Russia isn’t done playing with fire at Ukraine’s nuclear plants?

A drone attack on Ukraine’s Zaporizhzhia power plant has raised the risk of a „major nuclear accident”, says the UN’s atomic watchdog.

Zaporizhzhia has been held by Russia since 2022.

The facility stopped generating power in 2022, but needs a constant supply of electricity to cool one of its reactors which is in a state of „hot conservation”, meaning it is not fully offline.

The giant Russian-held nuclear plant, with six reactors, is on the frontline of the Russia-Ukraine conflict and the largest of its kind in Europe.

The UN’s International Atomic Energy Agency (IAEA) has repeatedly warned against such attacks, says the BBC.

IAEA chief Rafael Grossi said Sunday’s drone strike was „reckless” and „a major escalation of the nuclear safety and security dangers” facing the plant.

The IAEA, which has a team of experts at Zaporizhzhia, confirmed „physical impact of drone attacks” at the plant, including at one of the reactors.

The plant’s Russian-installed administration said radiation levels were normal and that there was no serious damage.

The IAEA said the damage had not compromised nuclear safety, but it warned that „this is a serious incident with potential to undermine [the] integrity of the reactor’s containment system”.

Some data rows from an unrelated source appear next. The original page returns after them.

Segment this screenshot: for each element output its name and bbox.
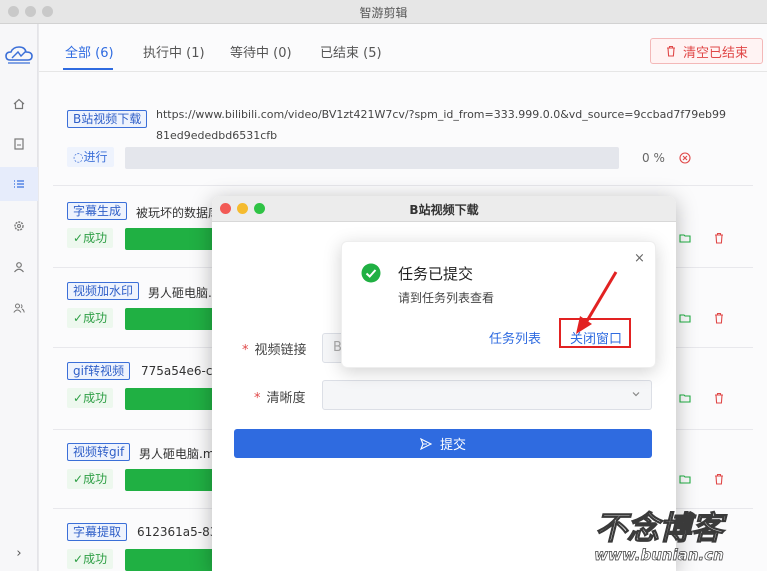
task-progress-track — [125, 228, 215, 250]
task-status-badge: ✓成功 — [67, 228, 114, 248]
task-status-label: 成功 — [83, 231, 108, 245]
task-progress-track — [125, 388, 215, 410]
app-logo-icon — [5, 46, 33, 64]
task-progress-percent: 0 % — [642, 151, 665, 165]
document-icon — [14, 138, 24, 150]
video-link-label-text: 视频链接 — [254, 343, 307, 358]
sidebar-item-tasks[interactable] — [0, 167, 38, 201]
task-progress-fill — [125, 228, 215, 250]
task-progress-track — [125, 308, 215, 330]
task-progress-track — [125, 147, 619, 169]
sidebar-item-home[interactable] — [0, 87, 38, 121]
sidebar-expand-button[interactable]: › — [0, 546, 38, 561]
active-tab-indicator — [63, 68, 113, 70]
trash-icon — [666, 45, 675, 57]
task-title: 612361a5-83 — [137, 525, 214, 539]
required-mark: * — [254, 391, 261, 406]
video-link-label: * 视频链接 — [242, 339, 307, 358]
task-status-label: 成功 — [83, 552, 108, 566]
task-title: 被玩坏的数据库 — [136, 206, 214, 220]
chevron-down-icon — [632, 392, 640, 397]
watermark-logo: 不念博客 www.bunian.cn — [594, 508, 729, 564]
task-type-tag: 字幕生成 — [67, 202, 128, 220]
task-status-label: 成功 — [83, 311, 108, 325]
sidebar-item-document[interactable] — [0, 127, 38, 161]
task-progress-fill — [125, 308, 215, 330]
required-mark: * — [242, 343, 249, 358]
dialog-title: B站视频下载 — [409, 203, 479, 217]
window-title: 智游剪辑 — [359, 6, 408, 20]
row-divider — [53, 185, 753, 186]
task-status-badge: ✓成功 — [67, 549, 114, 569]
task-type-tag: gif转视频 — [67, 362, 131, 380]
task-title: https://www.bilibili.com/video/BV1zt421W… — [156, 108, 726, 142]
task-progress-fill — [125, 469, 215, 491]
delete-task-icon[interactable] — [713, 312, 725, 324]
delete-task-icon[interactable] — [713, 392, 725, 404]
tab-running[interactable]: 执行中 (1) — [143, 42, 205, 61]
task-status-badge: ◌进行 — [67, 147, 114, 167]
delete-task-icon[interactable] — [713, 473, 725, 485]
user-icon — [14, 262, 24, 273]
home-icon — [13, 98, 25, 110]
sidebar-item-settings[interactable] — [0, 209, 38, 243]
delete-task-icon[interactable] — [713, 232, 725, 244]
send-icon — [419, 437, 432, 450]
users-icon — [13, 303, 25, 313]
task-status-badge: ✓成功 — [67, 388, 114, 408]
dialog-titlebar: B站视频下载 — [212, 196, 676, 222]
annotation-arrow — [576, 271, 618, 334]
watermark-title: 不念博客 — [595, 509, 728, 547]
window-titlebar: 智游剪辑 — [0, 0, 767, 24]
popup-title: 任务已提交 — [398, 265, 474, 283]
quality-label: * 清晰度 — [254, 387, 306, 406]
task-progress-fill — [125, 549, 215, 571]
task-status-label: 成功 — [83, 472, 108, 486]
sidebar-item-users[interactable] — [0, 291, 38, 325]
quality-label-text: 清晰度 — [266, 391, 306, 406]
quality-select[interactable] — [322, 380, 652, 410]
submit-button[interactable]: 提交 — [234, 429, 652, 458]
task-status-label: 成功 — [83, 391, 108, 405]
submit-label: 提交 — [439, 438, 466, 453]
popup-close-icon[interactable]: × — [634, 251, 645, 266]
open-folder-icon[interactable] — [679, 232, 691, 244]
task-type-tag: B站视频下载 — [67, 110, 148, 128]
task-title: 男人砸电脑.r — [148, 286, 214, 300]
settings-icon — [14, 221, 24, 231]
cancel-task-icon[interactable] — [679, 152, 691, 164]
task-type-tag: 字幕提取 — [67, 523, 128, 541]
task-progress-fill — [125, 388, 215, 410]
clear-finished-label: 清空已结束 — [682, 45, 748, 61]
tab-bar: 全部 (6) 执行中 (1) 等待中 (0) 已结束 (5) 清空已结束 — [39, 24, 767, 72]
list-icon — [14, 180, 24, 188]
open-folder-icon[interactable] — [679, 312, 691, 324]
tab-finished[interactable]: 已结束 (5) — [320, 42, 382, 61]
tab-waiting[interactable]: 等待中 (0) — [230, 42, 292, 61]
task-title: 男人砸电脑.m — [139, 447, 214, 461]
task-list-link[interactable]: 任务列表 — [489, 328, 541, 347]
open-folder-icon[interactable] — [679, 392, 691, 404]
success-check-icon — [361, 263, 381, 283]
tab-all[interactable]: 全部 (6) — [65, 42, 114, 61]
popup-message: 请到任务列表查看 — [398, 291, 495, 305]
task-title: 775a54e6-cb — [141, 364, 214, 378]
task-progress-track — [125, 549, 215, 571]
task-type-tag: 视频转gif — [67, 443, 131, 461]
task-status-label: 进行 — [83, 150, 108, 164]
task-status-badge: ✓成功 — [67, 469, 114, 489]
task-type-tag: 视频加水印 — [67, 282, 140, 300]
open-folder-icon[interactable] — [679, 473, 691, 485]
watermark-url: www.bunian.cn — [594, 546, 724, 564]
clear-finished-button[interactable]: 清空已结束 — [650, 38, 763, 64]
task-progress-track — [125, 469, 215, 491]
task-status-badge: ✓成功 — [67, 308, 114, 328]
sidebar-item-user[interactable] — [0, 250, 38, 284]
sidebar: › — [0, 24, 38, 571]
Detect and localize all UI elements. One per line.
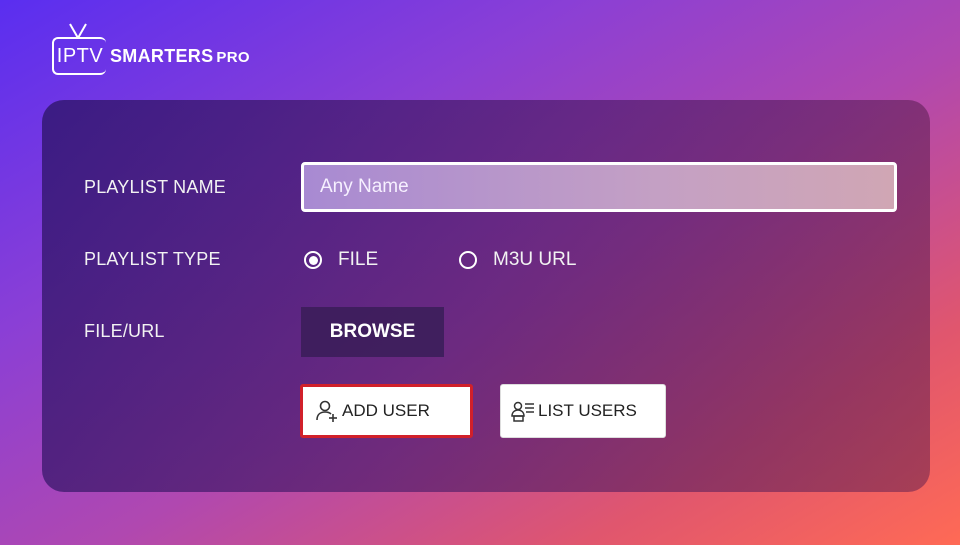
list-users-button[interactable]: LIST USERS — [500, 384, 666, 438]
radio-m3u-url-label: M3U URL — [493, 249, 577, 270]
browse-button[interactable]: BROWSE — [301, 307, 444, 357]
radio-file[interactable]: FILE — [304, 249, 378, 271]
logo-brand-text: SMARTERS — [110, 45, 214, 66]
add-user-icon — [315, 399, 339, 423]
app-logo: IPTV SMARTERS PRO — [52, 22, 250, 78]
playlist-form-panel: PLAYLIST NAME PLAYLIST TYPE FILE M3U URL… — [42, 100, 930, 492]
playlist-name-label: PLAYLIST NAME — [84, 177, 226, 197]
playlist-name-input[interactable] — [301, 162, 897, 212]
logo-brand: SMARTERS PRO — [110, 46, 250, 67]
playlist-type-label: PLAYLIST TYPE — [84, 249, 221, 269]
logo-suffix-text: PRO — [216, 48, 250, 66]
radio-file-label: FILE — [338, 249, 379, 270]
list-users-icon — [511, 399, 535, 423]
radio-selected-icon — [304, 251, 322, 269]
radio-unselected-icon — [459, 251, 477, 269]
logo-iptv-text: IPTV — [56, 44, 104, 67]
antenna-icon — [69, 23, 87, 39]
add-user-label: ADD USER — [342, 401, 430, 420]
file-url-label: FILE/URL — [84, 321, 165, 341]
list-users-label: LIST USERS — [538, 401, 637, 420]
add-user-button[interactable]: ADD USER — [300, 384, 473, 438]
radio-m3u-url[interactable]: M3U URL — [459, 249, 576, 271]
tv-logo-icon: IPTV — [52, 23, 106, 75]
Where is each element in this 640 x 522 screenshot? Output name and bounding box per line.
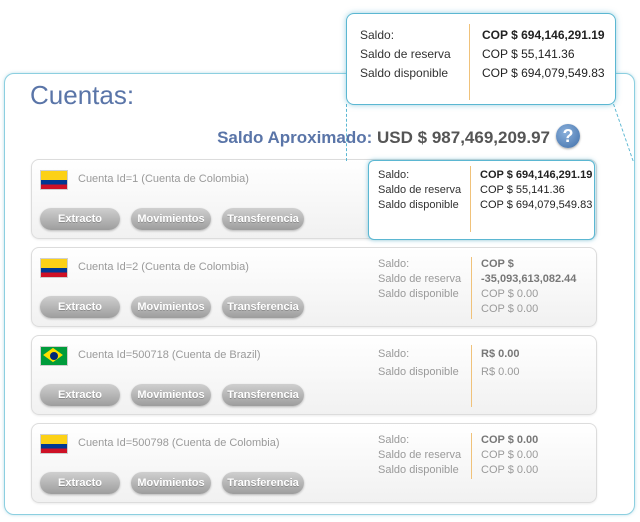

Grossi specified there had been „at least three direct hits” against the plant’s „main reactor containment structures”.

Last month the IAEA said its team of experts at the plant had heard explosions every day for a week.

Blame has been passed like a hot potato: Russia said Ukraine was behind the attack, which it said injured three people. Ukraine has denied involvement.

Both Russia and Ukraine regularly accuse each other of shelling the plant and risking a serious nuclear accident.